Тереза внимательно смотрела на меня. Как и всегда в ответственные моменты, она ожидала моего слова. Я по-прежнему старался выглядеть в ее глазах цельной натурой, хотя женская интуиция, вероятно, подсказала ей обо мне правду. Такого обстрела, как сейчас, мы еще не знали, но я не мог оставаться с ними в этом подвале, корчась от страха в ожидании, пока нас засыплет или пока сюда нагрянут танки дивизии «Герман Геринг».

— Сейчас вернусь! — крикнул я и взбежал по лест­нице наверх. Крыша виллы еще держалась, хотя взрыв­ные волны и осколки смахнули большую часть черепи­цы. Чтобы не застрять в подвале, не дать страху за­гнать себя в угол, я что было сил помчался на чердак, где занял свой наблюдательный пост у слухового окна. В блаженно тихие вечера августовского спокойствия я наблюдал отсюда уничтожение сначала Старого города, затем Повисля и Срюдместья. Уже по одному тому, как летели бомбардировщики, я догадывался, какую часть города они сейчас примутся молотить. Их было не боль­ше восемнадцати, этих стервятников. Они взлетали на моих  глазах  один за   другим  и летели, выстроившись журавлиным клином по три штуки или по шесть. Потом они пикировали над районом, подлежавшим «обмоло­ту», сбрасывали свой груз, возвращались на Окенте и приземлялись. Пока самолеты загружались новыми бомбами, летчики успевали перекинуться друг с другом словечком и снова подымали машины в небо. В течение всех этих недель ни с одним из них ничего не случилось. Это была обыкновенная работа, однообразная, как во­ждение трамвая, да и аэродром находился тут же, воз­ле цели. Нынче так работают самолеты, опыляющие по­ля. Борьба с вредителями: взлет, работа, приземление, вечерком шуточки в столовой, прогулка в пивной бар, сон, с утра снова за работу, с восьми до пяти.
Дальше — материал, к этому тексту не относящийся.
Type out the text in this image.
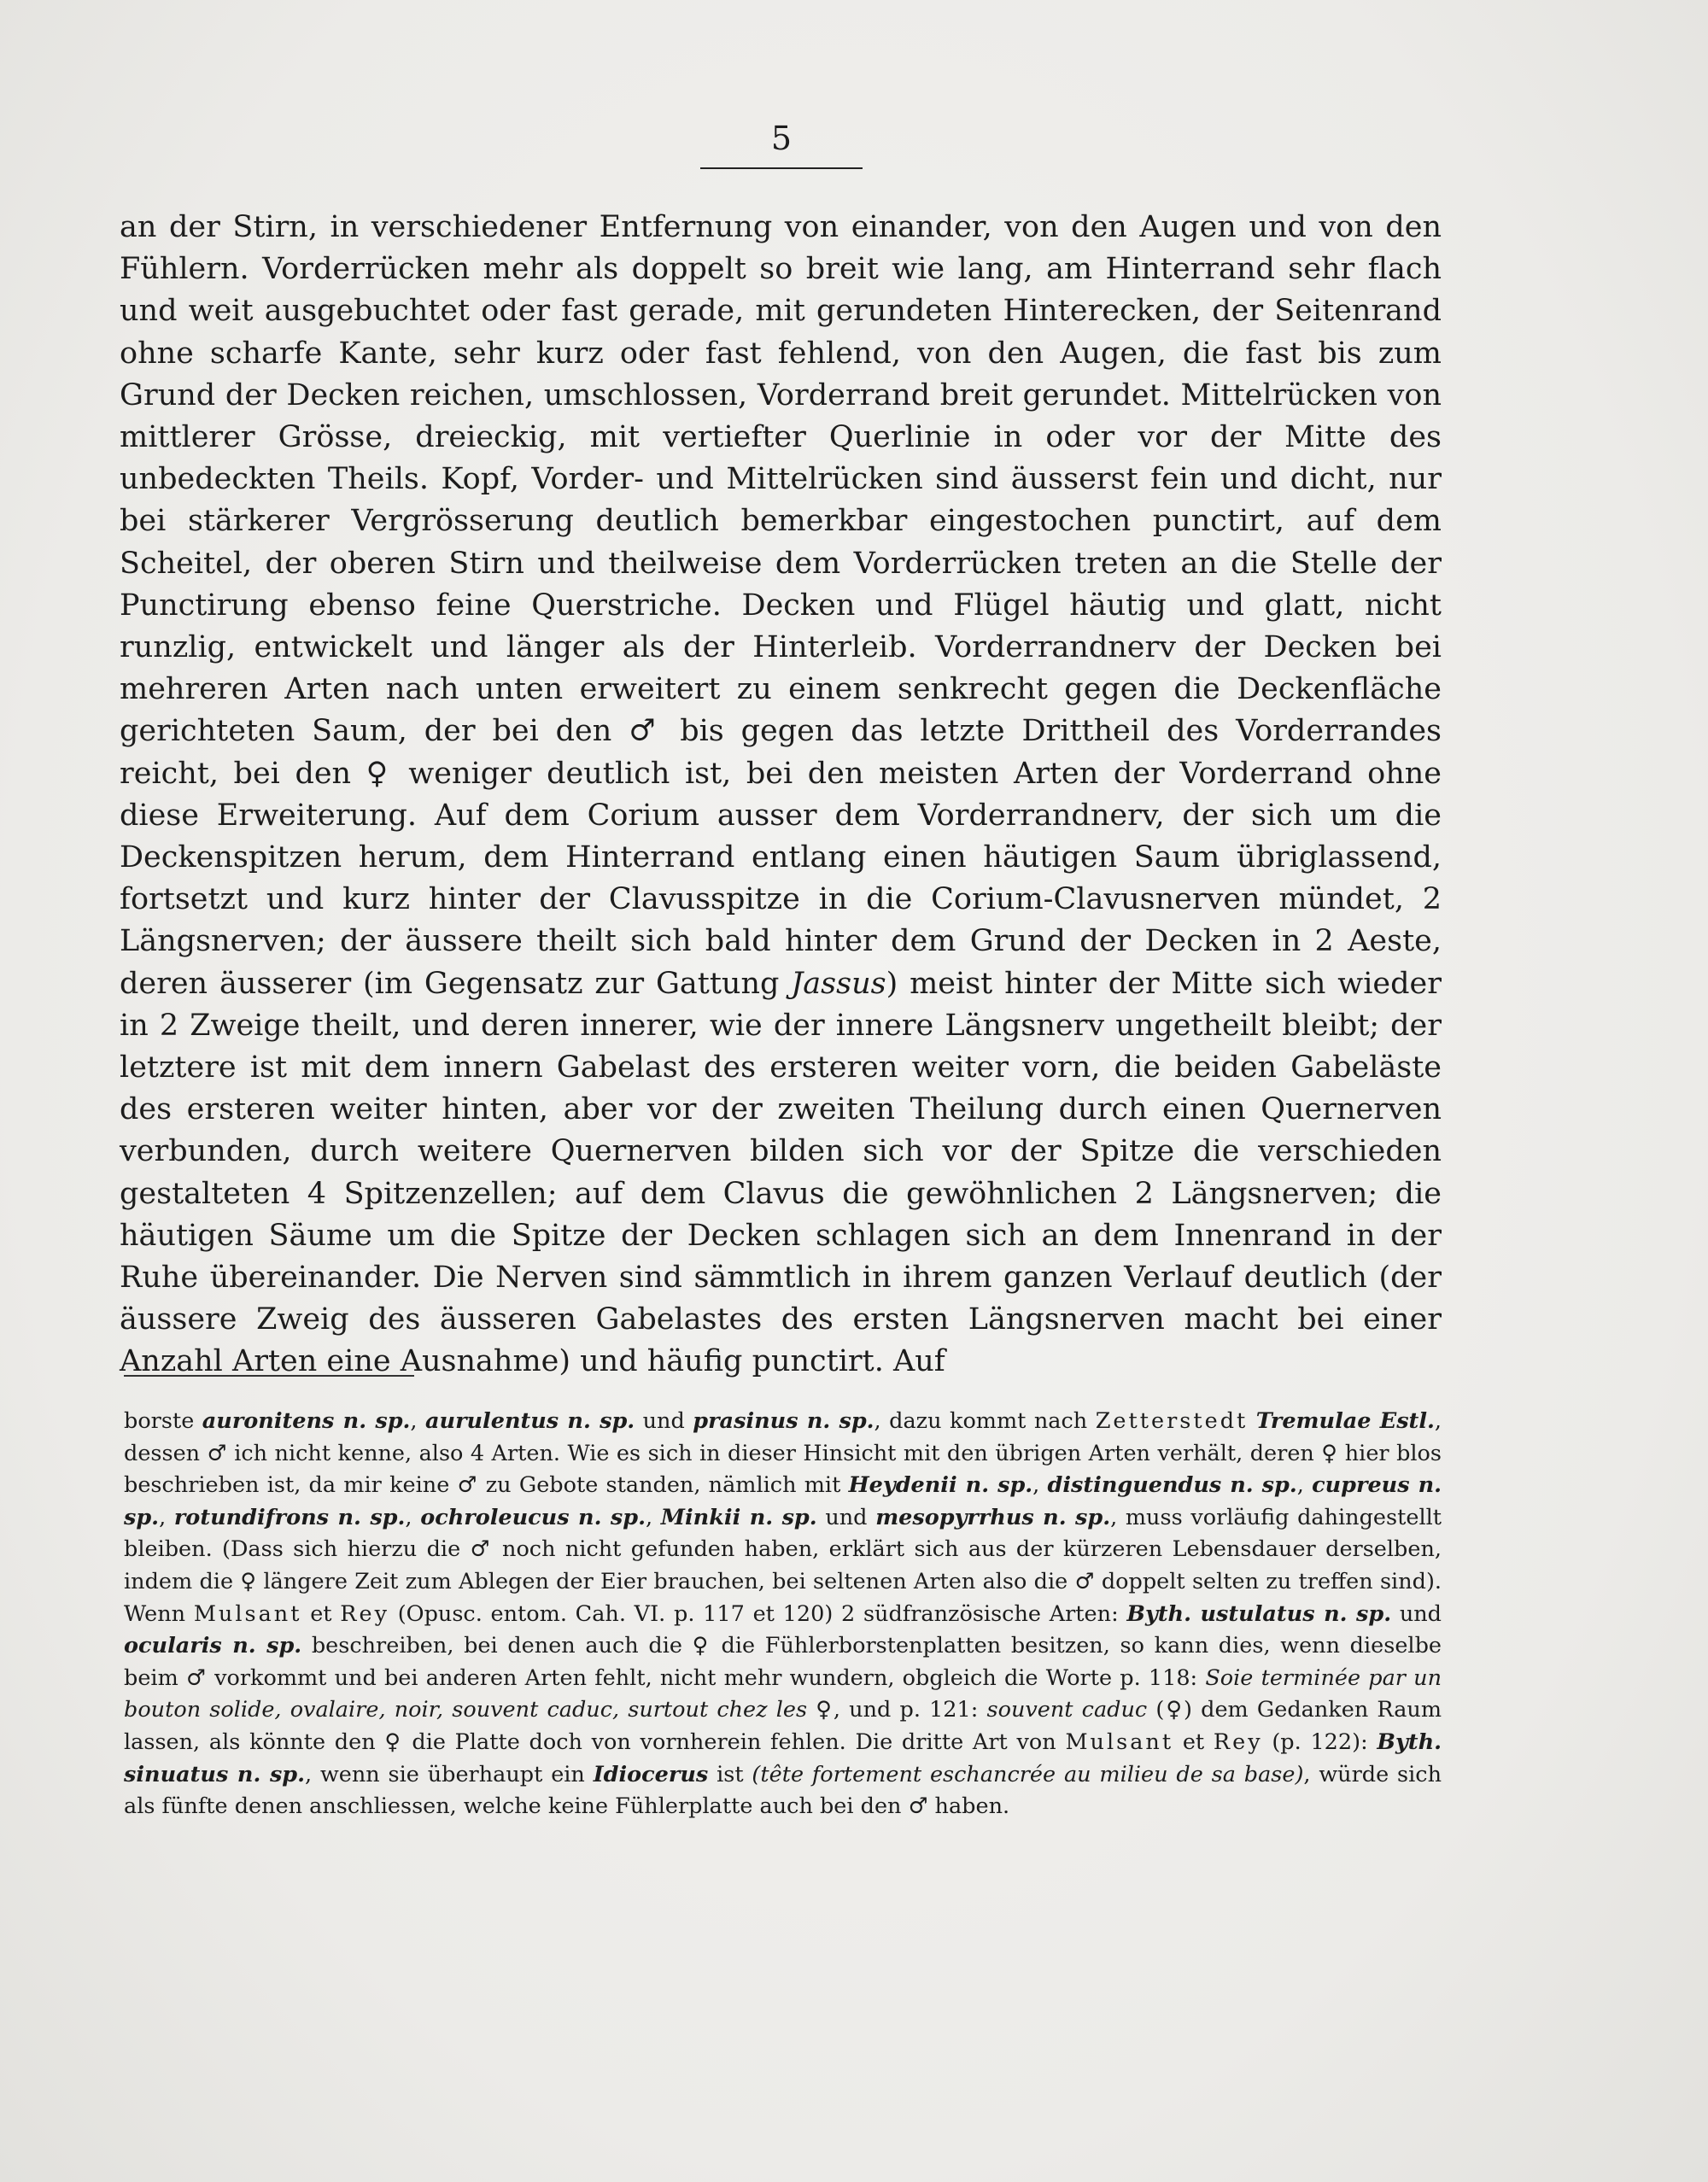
5

an der Stirn, in verschiedener Entfernung von einander, von den Augen und von den Fühlern. Vorderrücken mehr als doppelt so breit wie lang, am Hinterrand sehr flach und weit ausgebuchtet oder fast gerade, mit gerundeten Hinterecken, der Seitenrand ohne scharfe Kante, sehr kurz oder fast fehlend, von den Augen, die fast bis zum Grund der Decken reichen, umschlossen, Vorderrand breit gerundet. Mittelrücken von mittlerer Grösse, dreieckig, mit vertiefter Querlinie in oder vor der Mitte des unbedeckten Theils. Kopf, Vorder- und Mittelrücken sind äusserst fein und dicht, nur bei stärkerer Vergrösserung deutlich bemerkbar eingestochen punctirt, auf dem Scheitel, der oberen Stirn und theilweise dem Vorderrücken treten an die Stelle der Punctirung ebenso feine Querstriche. Decken und Flügel häutig und glatt, nicht runzlig, entwickelt und länger als der Hinterleib. Vorderrandnerv der Decken bei mehreren Arten nach unten erweitert zu einem senkrecht gegen die Deckenfläche gerichteten Saum, der bei den ♂ bis gegen das letzte Drittheil des Vorderrandes reicht, bei den ♀ weniger deutlich ist, bei den meisten Arten der Vorderrand ohne diese Erweiterung. Auf dem Corium ausser dem Vorderrandnerv, der sich um die Deckenspitzen herum, dem Hinterrand entlang einen häutigen Saum übriglassend, fortsetzt und kurz hinter der Clavusspitze in die Corium-Clavusnerven mündet, 2 Längsnerven; der äussere theilt sich bald hinter dem Grund der Decken in 2 Aeste, deren äusserer (im Gegensatz zur Gattung Jassus) meist hinter der Mitte sich wieder in 2 Zweige theilt, und deren innerer, wie der innere Längsnerv ungetheilt bleibt; der letztere ist mit dem innern Gabelast des ersteren weiter vorn, die beiden Gabeläste des ersteren weiter hinten, aber vor der zweiten Theilung durch einen Quernerven verbunden, durch weitere Quernerven bilden sich vor der Spitze die verschieden gestalteten 4 Spitzenzellen; auf dem Clavus die gewöhnlichen 2 Längsnerven; die häutigen Säume um die Spitze der Decken schlagen sich an dem Innenrand in der Ruhe übereinander. Die Nerven sind sämmtlich in ihrem ganzen Verlauf deutlich (der äussere Zweig des äusseren Gabelastes des ersten Längsnerven macht bei einer Anzahl Arten eine Ausnahme) und häufig punctirt. Auf

borste auronitens n. sp., aurulentus n. sp. und prasinus n. sp., dazu kommt nach Zetterstedt Tremulae Estl., dessen ♂ ich nicht kenne, also 4 Arten. Wie es sich in dieser Hinsicht mit den übrigen Arten verhält, deren ♀ hier blos beschrieben ist, da mir keine ♂ zu Gebote standen, nämlich mit Heydenii n. sp., distinguendus n. sp., cupreus n. sp., rotundifrons n. sp., ochroleucus n. sp., Minkii n. sp. und mesopyrrhus n. sp., muss vorläufig dahingestellt bleiben. (Dass sich hierzu die ♂ noch nicht gefunden haben, erklärt sich aus der kürzeren Lebensdauer derselben, indem die ♀ längere Zeit zum Ablegen der Eier brauchen, bei seltenen Arten also die ♂ doppelt selten zu treffen sind). Wenn Mulsant et Rey (Opusc. entom. Cah. VI. p. 117 et 120) 2 südfranzösische Arten: Byth. ustulatus n. sp. und ocularis n. sp. beschreiben, bei denen auch die ♀ die Fühlerborstenplatten besitzen, so kann dies, wenn dieselbe beim ♂ vorkommt und bei anderen Arten fehlt, nicht mehr wundern, obgleich die Worte p. 118: Soie terminée par un bouton solide, ovalaire, noir, souvent caduc, surtout chez les ♀, und p. 121: souvent caduc (♀) dem Gedanken Raum lassen, als könnte den ♀ die Platte doch von vornherein fehlen. Die dritte Art von Mulsant et Rey (p. 122): Byth. sinuatus n. sp., wenn sie überhaupt ein Idiocerus ist (tête fortement eschancrée au milieu de sa base), würde sich als fünfte denen anschliessen, welche keine Fühlerplatte auch bei den ♂ haben.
Молотьба оживилась первого сентября — в пятую годовщину начала войны. Немцы как раз принялись за нашу Садыбу, находившуюся в полуминуте лета от Окентя. Из моего оконца на чердаке все было видно, как в панорамном кино. Они летели туда и обратно, пикировали один за другим, а вокруг ухало и грохало, потому что стреляли еще и пушки, и тяжелые — более чем полуметрового калибра — минометы, так что над фортом Домбровского стоял сплошной черный дым и са­молеты сбрасывали бомбы в этот огромный костер. Пять лет назад, во время обороны Варшавы, немцы уже брали с боя форт Домбровского и взорвали его вместе с гарнизоном, а теперь его казематы заполнили по­встанцы, и его снова надо было брать с бою.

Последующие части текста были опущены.